Ilustrasi di atas begitu mengesan dan pantas untuk kita gunakan sebagai refleksi atas perjalanan hidup kita. Ilustrasi ini mengisahkan tentang seorang ibu yang sedang menemani anaknya belajar berjalan. Ibu ini sekilas terkesan begitu iseng dan bercanda dengan anaknya. Ketika anak hampir menggapai ibu, sang ibu malah bergerak menjauhi anaknya. Saat anaknya tertatih-tatih, sang ibu nampaknya seperti membiarkan anaknya terjatuh. Namun, sejatinya sang ibu tidak pernah meninggalkan anaknya dan akan segera memeluk ketika anaknya terjatuh.
Ilustrasi ini dapat memberi kerangka refleksi yang mendalam tentang relasi kita dengan Tuhan. Terkadang dalam beberapa fase hidup kita sangat mirip dengan apa yang dialami oleh sang anak dalam ilustrasi ini. Kita adalah sang anak yang sedang belajar berjalan dan Tuhan adalah sang ibu yang terkesan sedang “bercanda” pada kita.
Dalam pengalaman-pengalaman kesepian, sakit hati, kecewa, dan gagal mungkin kita akan bertanya ;“Kenapa kok ini terjadi padaku, oh Tuhan? Kenapa Engkau membiarkanku terjatuh?” Pertanyaan ini mungkin akan menggiring asumsi kita bahwa pengalaman kesepian dan keterpurukan itu berasal dari Tuhan. Padahal sejatinya hal yang lebih tepat adalah seperti apa yang kita lihat dalam ilustrasi tadi.
Dalam kerangka ini, Tuhan bukanlah pribadi yang menciptakan kesepian dan keterpurukan bagi kita. Lebih tepatnya, Tuhan sedang membiarkan kita mengalami pengalaman terjatuh untuk melatih keteguhan rohani seberapa jauh kita dapat melangkah. Keterpurukan yang kita alami tidak berasal dari Tuhan, tetapi entah dari kelemahan kita sendiri atau dari kenyataan hidup kita di dunia.

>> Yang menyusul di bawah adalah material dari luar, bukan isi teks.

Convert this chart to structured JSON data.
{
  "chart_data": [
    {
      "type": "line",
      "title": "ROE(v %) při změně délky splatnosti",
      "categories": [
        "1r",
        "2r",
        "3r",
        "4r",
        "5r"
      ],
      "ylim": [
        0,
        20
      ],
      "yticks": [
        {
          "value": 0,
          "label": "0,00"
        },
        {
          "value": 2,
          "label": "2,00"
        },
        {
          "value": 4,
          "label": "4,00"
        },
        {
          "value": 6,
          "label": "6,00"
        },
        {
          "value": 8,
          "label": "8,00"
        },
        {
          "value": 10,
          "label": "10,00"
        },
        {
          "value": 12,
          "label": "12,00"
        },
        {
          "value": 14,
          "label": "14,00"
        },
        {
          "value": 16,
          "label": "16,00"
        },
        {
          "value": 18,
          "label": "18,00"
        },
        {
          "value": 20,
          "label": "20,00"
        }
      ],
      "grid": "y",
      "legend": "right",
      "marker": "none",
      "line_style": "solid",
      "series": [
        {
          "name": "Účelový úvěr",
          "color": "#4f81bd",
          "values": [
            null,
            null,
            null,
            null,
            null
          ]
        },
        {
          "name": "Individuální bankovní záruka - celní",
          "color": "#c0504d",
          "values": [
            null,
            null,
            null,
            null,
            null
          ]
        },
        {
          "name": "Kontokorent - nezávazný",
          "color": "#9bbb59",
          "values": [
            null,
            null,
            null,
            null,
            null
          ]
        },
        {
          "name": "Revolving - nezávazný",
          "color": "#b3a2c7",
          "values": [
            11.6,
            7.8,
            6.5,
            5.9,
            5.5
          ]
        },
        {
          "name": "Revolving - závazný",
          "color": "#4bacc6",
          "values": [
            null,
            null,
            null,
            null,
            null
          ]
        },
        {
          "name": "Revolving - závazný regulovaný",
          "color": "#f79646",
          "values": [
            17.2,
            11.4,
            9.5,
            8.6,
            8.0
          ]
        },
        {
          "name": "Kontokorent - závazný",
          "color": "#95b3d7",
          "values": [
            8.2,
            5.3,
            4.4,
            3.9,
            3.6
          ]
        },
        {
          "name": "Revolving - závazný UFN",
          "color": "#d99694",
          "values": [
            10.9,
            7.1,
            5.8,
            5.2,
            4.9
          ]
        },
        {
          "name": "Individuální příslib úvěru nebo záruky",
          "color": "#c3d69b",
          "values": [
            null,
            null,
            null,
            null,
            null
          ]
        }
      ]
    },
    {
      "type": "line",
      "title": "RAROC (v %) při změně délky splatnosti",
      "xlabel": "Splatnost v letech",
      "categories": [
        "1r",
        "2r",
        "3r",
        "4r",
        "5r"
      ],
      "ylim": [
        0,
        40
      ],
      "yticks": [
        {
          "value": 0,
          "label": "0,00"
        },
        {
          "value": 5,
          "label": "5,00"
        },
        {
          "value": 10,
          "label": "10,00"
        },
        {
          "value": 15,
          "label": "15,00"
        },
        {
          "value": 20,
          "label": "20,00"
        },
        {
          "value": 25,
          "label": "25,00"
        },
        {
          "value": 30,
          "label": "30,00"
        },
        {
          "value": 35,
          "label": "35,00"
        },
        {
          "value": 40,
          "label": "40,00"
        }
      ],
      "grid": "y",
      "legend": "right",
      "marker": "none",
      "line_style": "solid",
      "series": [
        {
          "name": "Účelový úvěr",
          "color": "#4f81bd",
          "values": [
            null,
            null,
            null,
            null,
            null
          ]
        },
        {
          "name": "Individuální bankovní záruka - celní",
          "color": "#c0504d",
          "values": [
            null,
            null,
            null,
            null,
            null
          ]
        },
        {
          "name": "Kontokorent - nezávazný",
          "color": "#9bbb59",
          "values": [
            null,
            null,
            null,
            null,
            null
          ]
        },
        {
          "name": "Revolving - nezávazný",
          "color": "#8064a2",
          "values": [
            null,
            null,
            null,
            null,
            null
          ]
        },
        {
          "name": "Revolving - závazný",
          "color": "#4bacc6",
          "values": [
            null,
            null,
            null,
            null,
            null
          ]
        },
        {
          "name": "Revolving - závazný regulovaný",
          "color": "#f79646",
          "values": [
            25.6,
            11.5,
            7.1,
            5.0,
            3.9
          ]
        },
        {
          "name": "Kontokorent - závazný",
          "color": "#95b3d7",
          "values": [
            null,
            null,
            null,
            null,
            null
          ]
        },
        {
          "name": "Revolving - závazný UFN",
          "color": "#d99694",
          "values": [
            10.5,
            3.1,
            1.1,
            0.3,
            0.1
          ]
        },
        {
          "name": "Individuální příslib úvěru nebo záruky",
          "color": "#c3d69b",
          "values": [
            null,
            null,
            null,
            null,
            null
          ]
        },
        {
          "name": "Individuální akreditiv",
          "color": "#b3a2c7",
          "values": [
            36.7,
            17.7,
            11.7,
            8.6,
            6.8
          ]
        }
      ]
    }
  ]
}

Ketika Tuhan “bercanda” dan membiarkan kita terjatuh, ia tidak sedang ingin mencelakakan kita. Ketika kita mengalami kesepian dan keterpurukan kita seolah merasa ditinggalkan oleh Tuhan. Padahal sejatinya Tuhan masih berdiri menemani kita seperti ibu yang melatih anaknya berjalan. Dalam momen-momen seperti itu, Tuhan tidak meninggalkan kita berjalan sendirian. Ia hanya membiarkan kita melangkah lebih jauh walau akhirnya kita terjatuh. Di suatu titik saat kita terjatuh, Tuhan selalu hadir sebagai ibu yang segera memeluk dan mendekap kita.
Cinta dan Candaan
Tuhan memang terkesan “bercanda” pada kita, namun sejatinya Tuhan sedang menunjukkan cinta-Nya yang sangat mendalam pada kita. Tuhan bisa saja terus “menggendong” kita dengan nyaman, namun Tuhan memilih membiarkan kita melangkah di lantai dengan seluruh kekuatan kita agar kita bisa belajar berjalan.
Tuhan “bercanda” dengan kita untuk mencoba seberapa besar kekuatan iman kita tetap percaya dan setia mengabdi kepada-Nya. Kita dibiarkan seolah tanpa rahmat dan bantuan. Ketika kita terjatuh dan terpuruk di saat itulah hidup iman kita sedang dicoba. Pokok refleksi ini tidak dapat kita pahami tanpa dasar iman yang cukup kuat.
Tuhan mencobai kita karena Ia mencintai kita. Tuhan memiliki terlalu banyak cara mencintai, sehingga tak mudah untuk selalu kita sadari. Tuhan dapat mencintai kita dengan gendongan dan timangan yang mesra. Namun, ia juga bisa jauh lebih mencintai kita dengan melepaskan gendongan itu dan membiarkan kita menjadi anak yang sedang belajar berjalan. Ia memberi kita kesempatan untuk melangkah lebih.
Tuhan adalah ibu yang penuh kasih sayang. Tak pernah Ia pergi membiarkan kita sendirian. Saat kita terjatuh dan terpuruk, Tuhan mendekap dan memeluk kita. Memang tak selalu mudah memahami cara Tuhan mencintai kita. Namun, setidaknya ilustrasi ini dapat menggambarkan bagaimana iman menuntun kita untuk percaya bahwa dalam kejatuhan dan keterpurukan kita sedang berjalan menuju dekapan dan pelukan Tuhan di depan mata kita.